Baca kisah sebelumnya
https://www.kompasiana.com/eko67418/61e5872f06310e7f515d23a2/januari-dari-titik-0-jogja-bagian-3
---------------------------------
Dompet menipis. Isinya lecek, gambar pahlawan berpedang. Dihitung hitung, takut kurang. Jika kurang, ya nanti hutang. Sedih, seraya Menatap diluar hujan. Menepi diwarung kopi langganan.
Uang memang bukan segalanya, tapi tanpa uang hidup ini sengsara. Mereka, yang lalu lalang dijalanan itu. Bermobil, bermotor sport. Tampak enjoy saja. Sebabnya satu, dompetnya tebal. Tapi aku?
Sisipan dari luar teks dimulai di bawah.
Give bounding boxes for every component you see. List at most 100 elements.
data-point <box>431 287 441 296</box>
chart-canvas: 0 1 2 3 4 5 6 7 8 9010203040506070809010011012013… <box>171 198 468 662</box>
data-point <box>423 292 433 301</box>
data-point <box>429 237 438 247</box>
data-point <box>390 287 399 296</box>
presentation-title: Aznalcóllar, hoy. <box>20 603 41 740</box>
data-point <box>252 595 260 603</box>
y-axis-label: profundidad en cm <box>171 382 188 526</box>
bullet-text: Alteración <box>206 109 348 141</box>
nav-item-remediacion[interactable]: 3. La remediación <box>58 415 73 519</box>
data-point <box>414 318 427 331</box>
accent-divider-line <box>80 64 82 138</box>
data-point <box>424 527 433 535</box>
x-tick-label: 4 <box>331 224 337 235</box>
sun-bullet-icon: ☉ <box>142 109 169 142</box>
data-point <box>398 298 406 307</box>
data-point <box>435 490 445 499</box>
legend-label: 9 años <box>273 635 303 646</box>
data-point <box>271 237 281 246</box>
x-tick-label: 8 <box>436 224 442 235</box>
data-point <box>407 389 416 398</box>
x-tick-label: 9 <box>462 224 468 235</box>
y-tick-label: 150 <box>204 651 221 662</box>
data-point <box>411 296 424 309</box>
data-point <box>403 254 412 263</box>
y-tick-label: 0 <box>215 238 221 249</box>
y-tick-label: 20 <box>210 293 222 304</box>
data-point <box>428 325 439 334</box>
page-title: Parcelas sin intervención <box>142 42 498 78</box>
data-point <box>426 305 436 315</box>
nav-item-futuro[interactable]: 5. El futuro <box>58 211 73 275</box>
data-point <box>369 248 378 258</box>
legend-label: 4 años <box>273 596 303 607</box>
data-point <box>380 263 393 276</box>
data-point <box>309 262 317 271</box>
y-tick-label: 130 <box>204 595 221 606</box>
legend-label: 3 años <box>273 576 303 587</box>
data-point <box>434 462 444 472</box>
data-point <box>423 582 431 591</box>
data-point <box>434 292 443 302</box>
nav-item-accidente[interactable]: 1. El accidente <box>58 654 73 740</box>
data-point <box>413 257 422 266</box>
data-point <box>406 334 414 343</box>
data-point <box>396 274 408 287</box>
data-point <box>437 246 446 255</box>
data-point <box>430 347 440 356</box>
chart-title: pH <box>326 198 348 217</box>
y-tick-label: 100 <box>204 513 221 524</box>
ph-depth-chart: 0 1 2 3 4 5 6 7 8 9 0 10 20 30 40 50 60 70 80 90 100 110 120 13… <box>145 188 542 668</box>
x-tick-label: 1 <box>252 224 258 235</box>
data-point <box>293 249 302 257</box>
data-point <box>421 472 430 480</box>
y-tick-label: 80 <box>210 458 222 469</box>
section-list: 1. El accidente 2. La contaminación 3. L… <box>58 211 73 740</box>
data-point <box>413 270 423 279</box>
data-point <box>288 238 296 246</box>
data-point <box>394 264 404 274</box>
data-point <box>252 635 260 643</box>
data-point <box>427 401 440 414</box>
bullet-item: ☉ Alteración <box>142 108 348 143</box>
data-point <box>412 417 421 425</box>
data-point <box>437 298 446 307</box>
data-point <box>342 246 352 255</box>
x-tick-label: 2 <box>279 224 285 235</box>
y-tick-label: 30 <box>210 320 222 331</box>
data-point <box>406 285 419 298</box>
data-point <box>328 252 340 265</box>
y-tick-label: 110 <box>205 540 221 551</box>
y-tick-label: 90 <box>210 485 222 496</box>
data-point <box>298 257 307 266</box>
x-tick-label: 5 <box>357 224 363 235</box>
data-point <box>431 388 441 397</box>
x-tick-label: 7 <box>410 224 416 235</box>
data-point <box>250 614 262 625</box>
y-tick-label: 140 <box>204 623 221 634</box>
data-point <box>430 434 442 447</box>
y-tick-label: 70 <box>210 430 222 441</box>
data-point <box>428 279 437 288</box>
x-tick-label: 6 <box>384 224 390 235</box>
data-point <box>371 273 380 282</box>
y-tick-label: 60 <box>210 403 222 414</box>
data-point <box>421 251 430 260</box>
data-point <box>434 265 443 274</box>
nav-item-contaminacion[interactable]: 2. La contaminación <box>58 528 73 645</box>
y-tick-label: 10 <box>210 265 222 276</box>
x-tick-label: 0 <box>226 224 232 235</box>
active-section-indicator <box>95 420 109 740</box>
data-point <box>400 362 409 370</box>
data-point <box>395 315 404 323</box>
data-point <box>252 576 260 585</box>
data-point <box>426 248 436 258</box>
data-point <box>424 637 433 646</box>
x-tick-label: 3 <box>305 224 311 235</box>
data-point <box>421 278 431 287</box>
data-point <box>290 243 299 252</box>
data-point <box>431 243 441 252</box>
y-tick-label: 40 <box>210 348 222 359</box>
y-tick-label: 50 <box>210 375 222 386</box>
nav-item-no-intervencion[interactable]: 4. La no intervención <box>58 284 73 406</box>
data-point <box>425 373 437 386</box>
Terkenang saat banyak teman di meja makan. Kutraktir, tentu banyak yang datang. Memuji muji suksesku. Tapi saat sepi cuan, diri ini jadi gunjingan. Tak ada yang Sudi datang. Seribu alasan ditebar. Tak Sudi diundang.
Kopi pahit, sepahit kisah hidup ini. Entah kopi keberapa untuk hari ini. Sungguh pola hidup yang tak sehat. Apalagi dikepul asap rokok. Potret pelarian diri dari suntuknya kisah.
Warung ini warung pinggir jalan. Jadi lelaki nongkrong tanpa progres. Seperti kurang kerjaan. Bersama Abang ojeg yang nunggu orderan. Sungguh tak romantis jadi ajang ketemuan.
Tapi kelak akan jadi kenangan. Saat kita jadian. Jika pada suatu saat, kita tak akan lupakan. Tentang masa Kemiskinan harta, jadi kendala. Jadi rintangan.
Hujan kian deras. Berharap kau datang disini. Menemaniku. Kuyakin kau datang, jika kubilang ini kutraktir. Tak mahal. Tapi saat tak punya, aku jadi ragu mengundangmu datang. Sekalipun, rumahmu dibalik tembok warung ini.
Kita berdua sama sama miskin. Terlalu muskil jika kita nganeh nganehi. Jelas tak mampu. Kita sama punya kisah pahit. Dikehidupan yang lalu.
Sebenarnya, ragu ragu itu hanya merusak suasana. Tapi tanpa modal, kita bertemu dalam hambar. Untuk segelas kopi saja kadang masuk catatan hutang. Malu pada empunya warung. Entahlah.